Then blinked, exaggerated exasperation wiping off her face to reveal only blank confusion.

“Four.”

The three that had spoken – Longg first, whiskers swaying smoothly as she raised a questioning brow, then Stompp, tail and horns carving a more predictable arc even with the slight tilt of his head, and Wayzz hot on his heels, curiosity and confusion coloring wide yellow-green eyes – all turned, and so did the rest of the Kwamis present, their eyes settling on the nominal leader of their little family.

Tikki’s antennae swayed nonchalantly in a nonexistent breeze, the visage of a perfect angel painted upon her adorable face, as she swept her own earnest blue eyes over the entire group with such honest and unquestionable innocence that they could practically see the big white question mark hanging over her head.

“Jeez, you really are worried about this kid, huh?” Roaar said through the silence, crossing her nubby little arms with concern written all over her face. “She’s gonna be okay without you there, isn’t she?”

“Marinette is perfectly capable!” Tikki protested, and at the much more _real_ indignance in her voice the others began to relax.

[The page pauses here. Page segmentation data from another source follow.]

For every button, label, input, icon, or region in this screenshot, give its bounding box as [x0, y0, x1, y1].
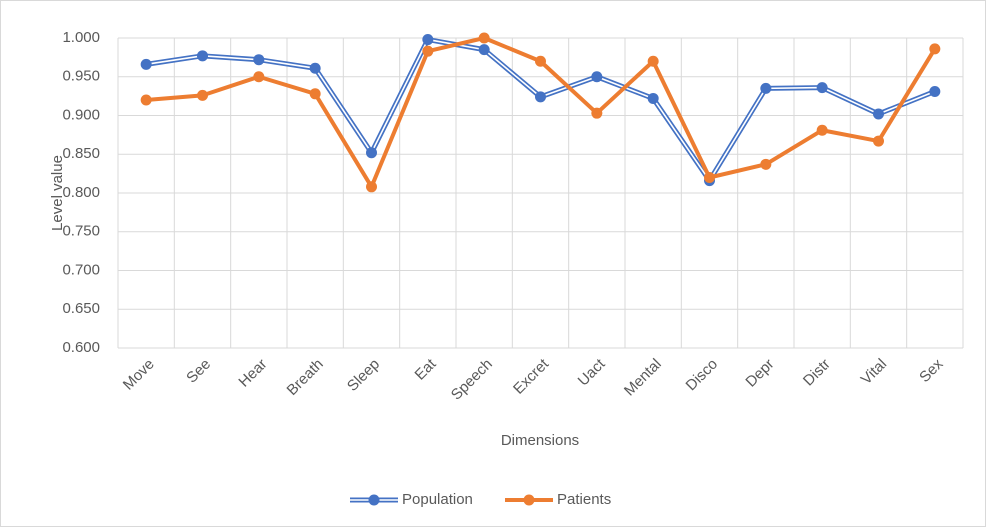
data-point [647, 92, 659, 104]
data-point [140, 94, 152, 106]
data-point [140, 58, 152, 70]
y-tick-label: 0.850 [62, 145, 100, 162]
legend-marker [523, 494, 535, 506]
data-point [422, 34, 434, 46]
y-tick-label: 0.800 [62, 184, 100, 201]
data-point [591, 71, 603, 83]
data-point [535, 91, 546, 103]
data-point [309, 88, 321, 100]
y-tick-label: 0.750 [62, 223, 100, 240]
x-axis-title: Dimensions [501, 432, 579, 449]
data-point [591, 107, 603, 119]
data-point [197, 50, 208, 62]
y-tick-label: 0.950 [62, 68, 100, 85]
data-point [478, 44, 490, 56]
data-point [816, 124, 828, 136]
data-point [366, 181, 377, 193]
legend-marker [368, 494, 380, 506]
data-point [873, 135, 884, 147]
data-point [309, 62, 321, 74]
data-point [647, 55, 659, 67]
data-point [929, 43, 941, 55]
data-point [535, 55, 546, 67]
data-point [760, 82, 772, 94]
y-tick-label: 0.650 [62, 300, 100, 317]
legend-label: Patients [557, 491, 611, 508]
data-point [478, 32, 490, 44]
y-tick-label: 0.700 [62, 261, 100, 278]
data-point [253, 54, 265, 66]
y-tick-label: 0.600 [62, 339, 100, 356]
legend-label: Population [402, 491, 473, 508]
data-point [197, 89, 208, 101]
y-tick-label: 0.900 [62, 106, 100, 123]
y-tick-label: 1.000 [62, 29, 100, 46]
data-point [760, 158, 772, 170]
data-point [366, 147, 377, 159]
data-point [873, 108, 884, 120]
data-point [816, 82, 828, 94]
data-point [929, 85, 941, 97]
data-point [422, 45, 434, 57]
y-axis-title: Level value [49, 155, 66, 231]
data-point [704, 172, 715, 183]
data-point [253, 71, 265, 83]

“She’s one of those types that’ll work themselves to death if we leave ‘em alone for half an hour _again,_ isn’t she.” Orikko deadpanned, stubby arms rubbing quietly at her forehead. “I swear, Spots, you _gotta_ figure out how to stop them doing that if you’re gonna keep picking ‘em.”

“Hey, it’s better than the empty-headed drama queens Kaalki keeps finding.” Trixx sniggered, completely ignoring the glare the Horse Kwami sent his way. “Or the _snoremasters_ Wayzz has his old man bromances with.”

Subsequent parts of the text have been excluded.